For its part, Facebook has upped the transparency it offers to voters around who is buying political ads, launching an ad archive that lets people see how much individuals, groups or political parties have spent.

In the past 18 months, it's also rolled out controls which require people buying ads around political causes to verify their identity. 'Paid for' disclaimers must also run adjacent to any political ads.

Brands, ethics and data

Where Twitter has issued a ban on political advertising entirely Facebook is still facing heat from regulators and politicians about both its data practices and its role in democracy as major votes loom in the UK and US.

However, answering a question posed by The Drum Kaiser agreed that businesses and advertisers - like social networks - also have a role to play in being more "ethical" about how they gather people's data.

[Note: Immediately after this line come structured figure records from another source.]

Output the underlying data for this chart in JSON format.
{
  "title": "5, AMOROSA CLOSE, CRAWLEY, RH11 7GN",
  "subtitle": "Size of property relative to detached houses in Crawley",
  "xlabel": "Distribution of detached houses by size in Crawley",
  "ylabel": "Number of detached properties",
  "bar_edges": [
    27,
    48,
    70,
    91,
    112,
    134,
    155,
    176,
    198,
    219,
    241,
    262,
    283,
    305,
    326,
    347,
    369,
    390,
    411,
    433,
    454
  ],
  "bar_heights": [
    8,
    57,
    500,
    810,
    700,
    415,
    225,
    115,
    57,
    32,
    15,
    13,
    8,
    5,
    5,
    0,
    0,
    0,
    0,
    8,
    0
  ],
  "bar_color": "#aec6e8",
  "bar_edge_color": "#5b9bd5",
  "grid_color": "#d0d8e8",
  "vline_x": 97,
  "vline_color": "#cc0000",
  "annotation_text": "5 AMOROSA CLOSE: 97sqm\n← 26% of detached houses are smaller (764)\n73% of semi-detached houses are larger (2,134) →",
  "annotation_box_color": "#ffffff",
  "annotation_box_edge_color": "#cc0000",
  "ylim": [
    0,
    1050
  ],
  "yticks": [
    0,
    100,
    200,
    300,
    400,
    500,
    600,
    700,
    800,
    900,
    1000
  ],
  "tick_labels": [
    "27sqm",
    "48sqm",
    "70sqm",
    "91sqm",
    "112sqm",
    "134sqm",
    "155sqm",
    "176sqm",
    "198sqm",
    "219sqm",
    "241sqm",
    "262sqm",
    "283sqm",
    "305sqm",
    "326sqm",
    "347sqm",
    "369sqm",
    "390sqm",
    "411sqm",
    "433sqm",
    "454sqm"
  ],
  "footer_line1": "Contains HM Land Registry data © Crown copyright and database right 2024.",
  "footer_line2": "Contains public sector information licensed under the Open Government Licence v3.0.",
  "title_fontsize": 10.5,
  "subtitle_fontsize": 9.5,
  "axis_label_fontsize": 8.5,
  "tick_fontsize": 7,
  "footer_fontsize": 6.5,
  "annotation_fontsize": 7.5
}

"Large corporations and companies around the world can make the ethical decision themselves to have a more transparent relationship with their consumers," she said.

"If you work in data-driven science and communications, you'll know that the majority of your budget actually goes to purchasing and listening data - matching it and hygiening it - in order to have information on your consumers.

"What brands could actually do instead is reach out to that consumer directly," Kaiser added, saying that giving customers the option to opt-out and review whether data was still relevant would be a more principled and efficient way of doing business.

"If you offer a positive incentive [through the likes of] rewards programmes, then I guarantee you customers will help you cut out that time spent and investment in buying your data elsewhere by giving you it directly."

She said that as a consumer, and even after seeing how the cogs worked at Cambridge Analytica, she didn't have a problem sharing data.

"I just want the companies to be honest about what they're collecting, what they're targeting me with, and why, and it's then we'll start to see a much more ethical landscape in the commercial space."

Advertisers' role in funding the likes of Facebook has previously been lambasted by Oberserver journalist Carole Cadwalladr, who led the reporting on the Cambridge Analytica scandal.

Speaking at Cannes Lions in June, the reporter called out the ad ecosystem for investing in the social media platforms she would accuse of undermining democracy.

“It’s really funny being here in the heart of the ad industry and seeing the yachts, the money and the beach clubs – while its central, central role in what’s going on here is being ignored,” she said at the time.

Accusing the adtech yachts parked in Le Viex Port of “monetising a total surveillance apparatus” that was “exploiting [people] in invisible ways,” Cadwalladr said the lack of discussion around the issue on Cannes Lions’ main stage was “depressing”.